The G7 is concerned about trade restrictions from Russia and China


The G7 reiterated its commitment to “free and fair” international trade on Sunday, condemning Russian pressure on Ukraine’s wheat exports and recent restrictions on imports of products from the Sea of ​​Japan, without naming China.

The trade ministers of the main industrialized democracies, meeting this weekend in Osaka, in western Japan, have highlighted “the fundamental need for fair competition in international trade relations” and the importance of a “system free and fair trade based on the rule of law”.

In particular, they “deplored and condemned Russia’s destruction of Ukraine’s grain export infrastructure” after Moscow refused in July to renew an agreement allowing Kiev to export its grains, crucial for to world food security, and bomb Ukraine’s grain and port infrastructure.

The G7 ministers (France, Japan, United States, Canada, Germany, Italy, United Kingdom) also called for “the immediate repeal of all measures that unnecessarily restrict trade”, particularly imports of Japanese food products, aimed at Unnamed Beijing and Moscow. they.

China and Russia recently suspended imports of products from the Sea of ​​Japan due to Tokyo’s dumping of water into the sea from the site of the tsunami-ravaged Fukushima Daiichi power plant (northeast Japan) in 2011.

“It is important that food import restrictions are based on scientific data” and meet international standards, the G7 said, while the Fukushima water spill was validated by the International Food Agency Water, Atomic Energy (IAEA).
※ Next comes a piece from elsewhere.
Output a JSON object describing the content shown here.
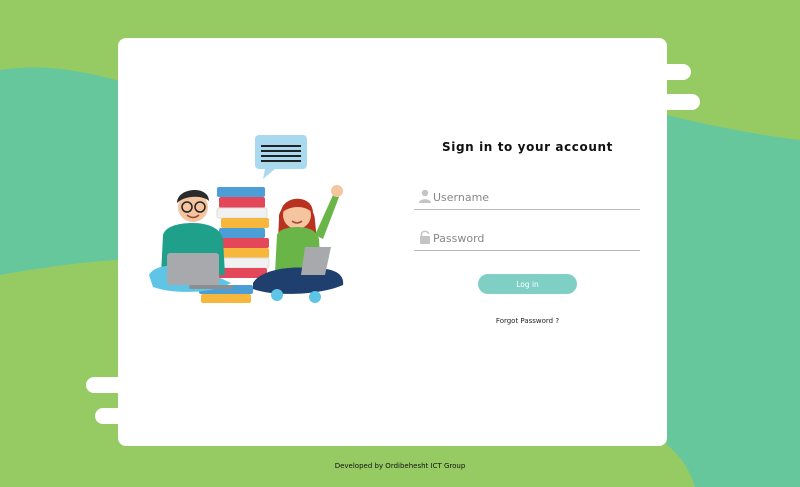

Discussions during the two-day summit also focused more generally on “economic coercion” and anti-competitive practices through which some countries use economic sanctions to pressure others, again a veiled allusion to China .

The G7, whose countries want to reduce their dependence on imports, especially from China and Russia, also stressed the “need to continue efforts to establish resilient and reliable supply chains for essential goods such as critical minerals, semiconductors and batteries.

Debates over the weekend also focused on food security, climate change and reform of the World Trade Organization (WTO).